Спустились по великолепной лестнице Гигантов, и вспомнился нам дож Марино Фальеро, обезглавленный здесь, вошли в огромные ворота, которые вели из двора палаццо на площадку, и, придя на нее, мы повернули налево к лагуне. Посередине площадки был эшафот, на который мы должны были взойти. От лестницы Гигантов до этого эшафота стояли в два ряда немецкие солдаты, мы прошли между рядами.
Взойдя на эшафот, мы оглянулись кругом и заметили ужас в этой огромной толпе народа. В разных частях в отдалении видно было много вооруженных. Нам говорили, что были и пушки с зажженными фитилями.
И это была та самая площадь, где в сентябре 1820 года, за месяц до моего ареста, какой-то нищий сказал мне: «Это место есть место несчастия!»
Мне вспомнился этот нищий, и я подумал: кто знает, может быть, среди этих тысяч зрителей находится и он и он узнал меня?
Капитан, немец, скомандовал нам, чтобы мы повернулись лицом к палаццо и смотрели бы наверх. Мы повиновались и увидали на балконе судебного чиновника с бумагой в руках. Это был приговор. Чиновник прочел его громким голосом.
Царило глубокое молчание до слов: «Приговариваются к смертной казни». Тогда поднялся всеобщий ропот сострадания. Последовало снова молчание, чтобы услышать конец чтения. Новый ропот поднялся при словах: присуждаются к тяжкому тюремному заключению, Марончелли на двадцать лет, а Пелико на пятнадцать.
Капитан подал нам знак сходить с подмостков. Мы еще раз взглянули кругом и спустились. Вошли снова во двор, взошли по огромной лестнице, вернулись в ту же комнату, откуда нас взяли, тут сняли с нас наручники и затем нас вновь отвели в Сан-Микеле.
LIV
Те, которые раньше нас были осуждены, уже были отправлены в Лайбах и Шпильберг в сопровождении полицейского комиссара. Теперь ждали возвращения этого комиссара, чтобы отправить нас к месту нашего назначения.
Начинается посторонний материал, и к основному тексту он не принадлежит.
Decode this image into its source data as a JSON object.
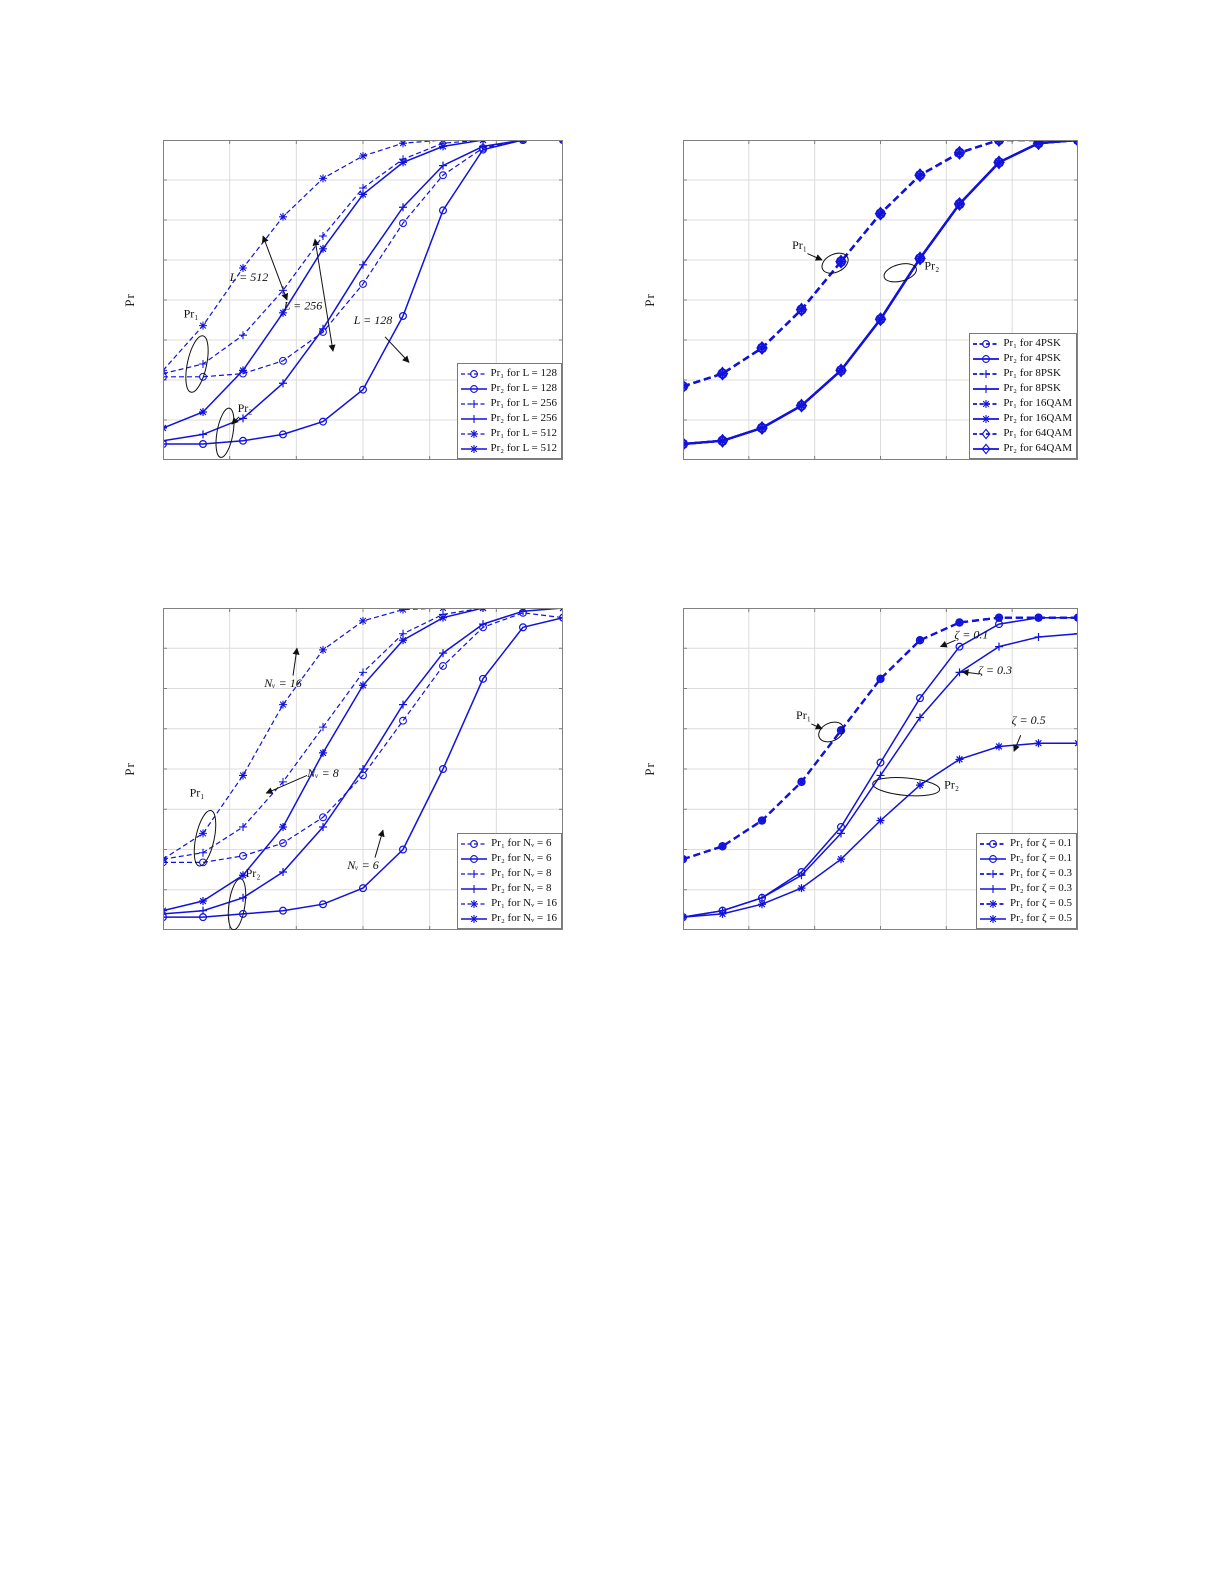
{
  "page": {
    "background": "#ffffff"
  },
  "colors": {
    "line": "#1212dd",
    "grid": "#dcdcdc",
    "axis": "#808080",
    "annotation": "#111111"
  },
  "chart_data": [
    {
      "id": "pr-vs-snr-for-L",
      "type": "line",
      "title": "",
      "xlabel": "",
      "ylabel": "Pr",
      "x_axis_note": "tick labels not visible; x normalized 0-1",
      "ylim": [
        0,
        1
      ],
      "grid": {
        "cols": 6,
        "rows": 8
      },
      "legend_position": "lower-right",
      "marker_size": 4,
      "x": [
        0,
        0.1,
        0.2,
        0.3,
        0.4,
        0.5,
        0.6,
        0.7,
        0.8,
        0.9,
        1
      ],
      "series": [
        {
          "label": "Pr₁ for L = 128",
          "marker": "circle",
          "dashed": true,
          "lw": 1.2,
          "values": [
            0.26,
            0.26,
            0.27,
            0.31,
            0.4,
            0.55,
            0.74,
            0.89,
            0.975,
            1,
            1
          ]
        },
        {
          "label": "Pr₂ for L = 128",
          "marker": "circle",
          "dashed": false,
          "lw": 1.5,
          "values": [
            0.05,
            0.05,
            0.06,
            0.08,
            0.12,
            0.22,
            0.45,
            0.78,
            0.97,
            1,
            1
          ]
        },
        {
          "label": "Pr₁ for L = 256",
          "marker": "plus",
          "dashed": true,
          "lw": 1.2,
          "values": [
            0.27,
            0.3,
            0.39,
            0.53,
            0.7,
            0.85,
            0.94,
            0.99,
            1,
            1,
            1
          ]
        },
        {
          "label": "Pr₂ for L = 256",
          "marker": "plus",
          "dashed": false,
          "lw": 1.5,
          "values": [
            0.06,
            0.08,
            0.13,
            0.24,
            0.41,
            0.61,
            0.79,
            0.92,
            0.98,
            1,
            1
          ]
        },
        {
          "label": "Pr₁ for L = 512",
          "marker": "asterisk",
          "dashed": true,
          "lw": 1.2,
          "values": [
            0.28,
            0.42,
            0.6,
            0.76,
            0.88,
            0.95,
            0.99,
            1,
            1,
            1,
            1
          ]
        },
        {
          "label": "Pr₂ for L = 512",
          "marker": "asterisk",
          "dashed": false,
          "lw": 1.5,
          "values": [
            0.1,
            0.15,
            0.28,
            0.46,
            0.66,
            0.83,
            0.93,
            0.98,
            1,
            1,
            1
          ]
        }
      ],
      "annotations": [
        {
          "type": "text",
          "text": "L = 512",
          "fx": 0.215,
          "fy": 0.56,
          "italic": true
        },
        {
          "type": "arrow",
          "x1": 0.25,
          "y1": 0.7,
          "x2": 0.31,
          "y2": 0.5,
          "double": true
        },
        {
          "type": "text",
          "text": "L = 256",
          "fx": 0.35,
          "fy": 0.47,
          "italic": true
        },
        {
          "type": "arrow",
          "x1": 0.38,
          "y1": 0.69,
          "x2": 0.425,
          "y2": 0.34,
          "double": true
        },
        {
          "type": "text",
          "text": "L = 128",
          "fx": 0.525,
          "fy": 0.425,
          "italic": true
        },
        {
          "type": "arrow",
          "x1": 0.555,
          "y1": 0.385,
          "x2": 0.615,
          "y2": 0.305,
          "double": false
        },
        {
          "type": "text",
          "text": "Pr₁",
          "fx": 0.07,
          "fy": 0.445,
          "italic": false
        },
        {
          "type": "ellipse",
          "cx": 0.085,
          "cy": 0.3,
          "rx": 0.024,
          "ry": 0.09,
          "rot": 12
        },
        {
          "type": "text",
          "text": "Pr₂",
          "fx": 0.205,
          "fy": 0.15,
          "italic": false
        },
        {
          "type": "arrow",
          "x1": 0.19,
          "y1": 0.135,
          "x2": 0.172,
          "y2": 0.112,
          "double": false
        },
        {
          "type": "ellipse",
          "cx": 0.155,
          "cy": 0.085,
          "rx": 0.02,
          "ry": 0.078,
          "rot": 10
        }
      ]
    },
    {
      "id": "pr-vs-snr-for-modulation",
      "type": "line",
      "title": "",
      "xlabel": "",
      "ylabel": "Pr",
      "x_axis_note": "tick labels not visible; x normalized 0-1",
      "ylim": [
        0,
        1
      ],
      "grid": {
        "cols": 6,
        "rows": 8
      },
      "legend_position": "lower-right",
      "marker_size": 5,
      "x": [
        0,
        0.1,
        0.2,
        0.3,
        0.4,
        0.5,
        0.6,
        0.7,
        0.8,
        0.9,
        1
      ],
      "series": [
        {
          "label": "Pr₁ for 4PSK",
          "marker": "circle",
          "dashed": true,
          "lw": 2.3,
          "values": [
            0.23,
            0.27,
            0.35,
            0.47,
            0.62,
            0.77,
            0.89,
            0.96,
            1,
            1,
            1
          ]
        },
        {
          "label": "Pr₂ for 4PSK",
          "marker": "circle",
          "dashed": false,
          "lw": 2.3,
          "values": [
            0.05,
            0.06,
            0.1,
            0.17,
            0.28,
            0.44,
            0.63,
            0.8,
            0.93,
            0.99,
            1
          ]
        },
        {
          "label": "Pr₁ for 8PSK",
          "marker": "plus",
          "dashed": true,
          "lw": 2.3,
          "values": [
            0.23,
            0.27,
            0.35,
            0.47,
            0.62,
            0.77,
            0.89,
            0.96,
            1,
            1,
            1
          ]
        },
        {
          "label": "Pr₂ for 8PSK",
          "marker": "plus",
          "dashed": false,
          "lw": 2.3,
          "values": [
            0.05,
            0.06,
            0.1,
            0.17,
            0.28,
            0.44,
            0.63,
            0.8,
            0.93,
            0.99,
            1
          ]
        },
        {
          "label": "Pr₁ for 16QAM",
          "marker": "asterisk",
          "dashed": true,
          "lw": 2.3,
          "values": [
            0.23,
            0.27,
            0.35,
            0.47,
            0.62,
            0.77,
            0.89,
            0.96,
            1,
            1,
            1
          ]
        },
        {
          "label": "Pr₂ for 16QAM",
          "marker": "asterisk",
          "dashed": false,
          "lw": 2.3,
          "values": [
            0.05,
            0.06,
            0.1,
            0.17,
            0.28,
            0.44,
            0.63,
            0.8,
            0.93,
            0.99,
            1
          ]
        },
        {
          "label": "Pr₁ for 64QAM",
          "marker": "diamond",
          "dashed": true,
          "lw": 2.3,
          "values": [
            0.23,
            0.27,
            0.35,
            0.47,
            0.62,
            0.77,
            0.89,
            0.96,
            1,
            1,
            1
          ]
        },
        {
          "label": "Pr₂ for 64QAM",
          "marker": "diamond",
          "dashed": false,
          "lw": 2.3,
          "values": [
            0.05,
            0.06,
            0.1,
            0.17,
            0.28,
            0.44,
            0.63,
            0.8,
            0.93,
            0.99,
            1
          ]
        }
      ],
      "annotations": [
        {
          "type": "text",
          "text": "Pr₁",
          "fx": 0.295,
          "fy": 0.66,
          "italic": false
        },
        {
          "type": "arrow",
          "x1": 0.315,
          "y1": 0.645,
          "x2": 0.352,
          "y2": 0.625,
          "double": false
        },
        {
          "type": "ellipse",
          "cx": 0.385,
          "cy": 0.615,
          "rx": 0.035,
          "ry": 0.028,
          "rot": -25
        },
        {
          "type": "text",
          "text": "Pr₂",
          "fx": 0.63,
          "fy": 0.595,
          "italic": false
        },
        {
          "type": "ellipse",
          "cx": 0.55,
          "cy": 0.585,
          "rx": 0.042,
          "ry": 0.026,
          "rot": -15
        }
      ]
    },
    {
      "id": "pr-vs-snr-for-Nv",
      "type": "line",
      "title": "",
      "xlabel": "",
      "ylabel": "Pr",
      "x_axis_note": "tick labels not visible; x normalized 0-1",
      "ylim": [
        0,
        1
      ],
      "grid": {
        "cols": 6,
        "rows": 8
      },
      "legend_position": "lower-right",
      "marker_size": 4,
      "x": [
        0,
        0.1,
        0.2,
        0.3,
        0.4,
        0.5,
        0.6,
        0.7,
        0.8,
        0.9,
        1
      ],
      "series": [
        {
          "label": "Pr₁ for Nᵥ = 6",
          "marker": "circle",
          "dashed": true,
          "lw": 1.2,
          "values": [
            0.21,
            0.21,
            0.23,
            0.27,
            0.35,
            0.48,
            0.65,
            0.82,
            0.94,
            0.985,
            0.97
          ]
        },
        {
          "label": "Pr₂ for Nᵥ = 6",
          "marker": "circle",
          "dashed": false,
          "lw": 1.5,
          "values": [
            0.04,
            0.04,
            0.05,
            0.06,
            0.08,
            0.13,
            0.25,
            0.5,
            0.78,
            0.94,
            0.97
          ]
        },
        {
          "label": "Pr₁ for Nᵥ = 8",
          "marker": "plus",
          "dashed": true,
          "lw": 1.2,
          "values": [
            0.22,
            0.24,
            0.32,
            0.46,
            0.63,
            0.8,
            0.92,
            0.98,
            1,
            1,
            1
          ]
        },
        {
          "label": "Pr₂ for Nᵥ = 8",
          "marker": "plus",
          "dashed": false,
          "lw": 1.5,
          "values": [
            0.05,
            0.06,
            0.1,
            0.18,
            0.32,
            0.5,
            0.7,
            0.86,
            0.95,
            0.99,
            1
          ]
        },
        {
          "label": "Pr₁ for Nᵥ = 16",
          "marker": "asterisk",
          "dashed": true,
          "lw": 1.2,
          "values": [
            0.22,
            0.3,
            0.48,
            0.7,
            0.87,
            0.96,
            0.995,
            1,
            1,
            1,
            1
          ]
        },
        {
          "label": "Pr₂ for Nᵥ = 16",
          "marker": "asterisk",
          "dashed": false,
          "lw": 1.5,
          "values": [
            0.06,
            0.09,
            0.17,
            0.32,
            0.55,
            0.76,
            0.9,
            0.97,
            1,
            1,
            1
          ]
        }
      ],
      "annotations": [
        {
          "type": "text",
          "text": "Nᵥ = 16",
          "fx": 0.3,
          "fy": 0.755,
          "italic": true
        },
        {
          "type": "arrow",
          "x1": 0.325,
          "y1": 0.79,
          "x2": 0.335,
          "y2": 0.875,
          "double": false
        },
        {
          "type": "text",
          "text": "Nᵥ = 8",
          "fx": 0.4,
          "fy": 0.475,
          "italic": true
        },
        {
          "type": "arrow",
          "x1": 0.36,
          "y1": 0.48,
          "x2": 0.258,
          "y2": 0.425,
          "double": false
        },
        {
          "type": "text",
          "text": "Nᵥ = 6",
          "fx": 0.5,
          "fy": 0.19,
          "italic": true
        },
        {
          "type": "arrow",
          "x1": 0.53,
          "y1": 0.225,
          "x2": 0.55,
          "y2": 0.31,
          "double": false
        },
        {
          "type": "text",
          "text": "Pr₁",
          "fx": 0.085,
          "fy": 0.415,
          "italic": false
        },
        {
          "type": "ellipse",
          "cx": 0.105,
          "cy": 0.285,
          "rx": 0.023,
          "ry": 0.088,
          "rot": 12
        },
        {
          "type": "text",
          "text": "Pr₂",
          "fx": 0.225,
          "fy": 0.165,
          "italic": false
        },
        {
          "type": "ellipse",
          "cx": 0.185,
          "cy": 0.08,
          "rx": 0.02,
          "ry": 0.08,
          "rot": 8
        }
      ]
    },
    {
      "id": "pr-vs-snr-for-zeta",
      "type": "line",
      "title": "",
      "xlabel": "",
      "ylabel": "Pr",
      "x_axis_note": "tick labels not visible; x normalized 0-1",
      "ylim": [
        0,
        1
      ],
      "grid": {
        "cols": 6,
        "rows": 8
      },
      "legend_position": "lower-right",
      "marker_size": 4,
      "x": [
        0,
        0.1,
        0.2,
        0.3,
        0.4,
        0.5,
        0.6,
        0.7,
        0.8,
        0.9,
        1
      ],
      "series": [
        {
          "label": "Pr₁ for ζ = 0.1",
          "marker": "circle",
          "dashed": true,
          "lw": 2.2,
          "values": [
            0.22,
            0.26,
            0.34,
            0.46,
            0.62,
            0.78,
            0.9,
            0.955,
            0.97,
            0.97,
            0.97
          ]
        },
        {
          "label": "Pr₂ for ζ = 0.1",
          "marker": "circle",
          "dashed": false,
          "lw": 1.5,
          "values": [
            0.04,
            0.06,
            0.1,
            0.18,
            0.32,
            0.52,
            0.72,
            0.88,
            0.95,
            0.97,
            0.97
          ]
        },
        {
          "label": "Pr₁ for ζ = 0.3",
          "marker": "plus",
          "dashed": true,
          "lw": 2.2,
          "values": [
            0.22,
            0.26,
            0.34,
            0.46,
            0.62,
            0.78,
            0.9,
            0.955,
            0.97,
            0.97,
            0.97
          ]
        },
        {
          "label": "Pr₂ for ζ = 0.3",
          "marker": "plus",
          "dashed": false,
          "lw": 1.5,
          "values": [
            0.04,
            0.06,
            0.1,
            0.17,
            0.3,
            0.48,
            0.66,
            0.8,
            0.88,
            0.91,
            0.92
          ]
        },
        {
          "label": "Pr₁ for ζ = 0.5",
          "marker": "asterisk",
          "dashed": true,
          "lw": 2.2,
          "values": [
            0.22,
            0.26,
            0.34,
            0.46,
            0.62,
            0.78,
            0.9,
            0.955,
            0.97,
            0.97,
            0.97
          ]
        },
        {
          "label": "Pr₂ for ζ = 0.5",
          "marker": "asterisk",
          "dashed": false,
          "lw": 1.5,
          "values": [
            0.04,
            0.05,
            0.08,
            0.13,
            0.22,
            0.34,
            0.45,
            0.53,
            0.57,
            0.58,
            0.58
          ]
        }
      ],
      "annotations": [
        {
          "type": "text",
          "text": "ζ = 0.1",
          "fx": 0.73,
          "fy": 0.905,
          "italic": true
        },
        {
          "type": "arrow",
          "x1": 0.69,
          "y1": 0.9,
          "x2": 0.652,
          "y2": 0.88,
          "double": false
        },
        {
          "type": "text",
          "text": "ζ = 0.3",
          "fx": 0.79,
          "fy": 0.795,
          "italic": true
        },
        {
          "type": "arrow",
          "x1": 0.75,
          "y1": 0.795,
          "x2": 0.707,
          "y2": 0.802,
          "double": false
        },
        {
          "type": "text",
          "text": "ζ = 0.5",
          "fx": 0.875,
          "fy": 0.64,
          "italic": true
        },
        {
          "type": "arrow",
          "x1": 0.855,
          "y1": 0.605,
          "x2": 0.838,
          "y2": 0.555,
          "double": false
        },
        {
          "type": "text",
          "text": "Pr₁",
          "fx": 0.305,
          "fy": 0.655,
          "italic": false
        },
        {
          "type": "arrow",
          "x1": 0.325,
          "y1": 0.64,
          "x2": 0.352,
          "y2": 0.625,
          "double": false
        },
        {
          "type": "ellipse",
          "cx": 0.375,
          "cy": 0.615,
          "rx": 0.033,
          "ry": 0.028,
          "rot": -25
        },
        {
          "type": "text",
          "text": "Pr₂",
          "fx": 0.68,
          "fy": 0.44,
          "italic": false
        },
        {
          "type": "ellipse",
          "cx": 0.565,
          "cy": 0.445,
          "rx": 0.085,
          "ry": 0.027,
          "rot": 5
        }
      ]
    }
  ]
}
Этот промежуток времени длился с месяц.
В моей жизни было тогда только одно развлечение: это — самому разговаривать и слушать разговоры других. Сверх этого, Марончелли читал мне свои литературные произведения, а я ему читал свои. Однажды вечером я прочел из окна «Ester d’Engaddi» Канове, Рециа и Армари, а на следующий вечер я прочел им «Iginia d’Asti».